Chemistry and Materials Science - Biomaterials

1. Background

As a binder for Hot Mix Asphalt (HMA), the quality of asphalt significantly determines the performance of the flexible pavement that utilizes it. As a derivative of petroleum, the availability and quality of asphalt decrease over time due to the depletion of petroleum reserves. This reduction results in increased prices and difficulties in obtaining high-quality asphalt. To address these challenges, polymer asphalt and bio-asphalt have begun to be used. Bio-asphalt can serve as both an asphalt modifier and extender, and it can also rejuvenate aged asphalt (Bailey et al., 2010).

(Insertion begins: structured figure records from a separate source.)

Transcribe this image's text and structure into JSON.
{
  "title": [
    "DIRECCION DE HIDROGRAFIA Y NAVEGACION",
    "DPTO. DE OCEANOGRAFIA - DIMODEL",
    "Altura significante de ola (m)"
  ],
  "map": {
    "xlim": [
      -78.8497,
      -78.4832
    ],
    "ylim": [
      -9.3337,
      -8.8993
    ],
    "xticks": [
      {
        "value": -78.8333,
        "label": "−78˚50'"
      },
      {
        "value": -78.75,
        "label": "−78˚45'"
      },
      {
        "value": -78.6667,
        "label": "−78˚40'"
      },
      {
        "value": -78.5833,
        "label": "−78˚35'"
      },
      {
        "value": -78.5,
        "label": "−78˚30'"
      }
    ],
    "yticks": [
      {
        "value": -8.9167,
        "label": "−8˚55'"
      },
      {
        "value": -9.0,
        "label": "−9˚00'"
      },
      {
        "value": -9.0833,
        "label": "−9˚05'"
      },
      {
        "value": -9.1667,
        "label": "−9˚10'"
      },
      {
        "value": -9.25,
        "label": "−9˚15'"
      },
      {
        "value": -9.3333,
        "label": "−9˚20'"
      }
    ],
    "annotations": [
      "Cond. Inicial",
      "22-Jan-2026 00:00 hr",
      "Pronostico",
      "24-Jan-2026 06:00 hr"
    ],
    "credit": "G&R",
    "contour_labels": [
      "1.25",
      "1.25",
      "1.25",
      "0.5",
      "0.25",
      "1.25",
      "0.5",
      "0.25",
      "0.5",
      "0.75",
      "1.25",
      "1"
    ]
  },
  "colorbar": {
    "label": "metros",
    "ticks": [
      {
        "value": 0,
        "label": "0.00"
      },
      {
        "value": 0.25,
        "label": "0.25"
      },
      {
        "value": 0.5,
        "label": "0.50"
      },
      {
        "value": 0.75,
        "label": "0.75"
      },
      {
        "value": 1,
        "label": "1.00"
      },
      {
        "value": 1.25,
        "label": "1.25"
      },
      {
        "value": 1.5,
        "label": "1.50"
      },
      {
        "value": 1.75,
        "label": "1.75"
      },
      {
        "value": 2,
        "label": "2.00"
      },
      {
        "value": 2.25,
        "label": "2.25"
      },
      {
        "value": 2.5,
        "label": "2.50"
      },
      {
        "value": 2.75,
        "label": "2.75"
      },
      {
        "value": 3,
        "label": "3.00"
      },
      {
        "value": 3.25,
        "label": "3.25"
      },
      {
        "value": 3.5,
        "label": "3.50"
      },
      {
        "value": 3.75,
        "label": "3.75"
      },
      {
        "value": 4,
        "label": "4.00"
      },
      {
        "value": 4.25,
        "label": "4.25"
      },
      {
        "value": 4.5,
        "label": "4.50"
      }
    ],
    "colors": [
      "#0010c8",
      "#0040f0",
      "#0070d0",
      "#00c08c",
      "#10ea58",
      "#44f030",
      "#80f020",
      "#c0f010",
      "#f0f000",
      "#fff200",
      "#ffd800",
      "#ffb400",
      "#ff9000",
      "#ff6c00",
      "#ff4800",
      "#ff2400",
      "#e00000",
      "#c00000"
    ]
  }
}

Until the last decade, no research had successfully used bio-asphalt as a complete substitute for petroleum asphalt in HMA (Peralta et al., 2012).

The primary ingredients used to make bio-asphalt are plants. Various types of plants can be used, as most plant-based binders (bio-oils) contain components similar to conventional asphalt binders (hydrocarbons, aromatics, saturates, asphaltenes, etc.), as argued by Huang et al. (2012). However, the specific plants that can be used must undergo testing to ensure their chemical, rheological, and mechanical properties, as the properties of bio-asphalt can vary significantly depending on the type, composition of the materials used, and the manufacturing process (Williams et al., 2009).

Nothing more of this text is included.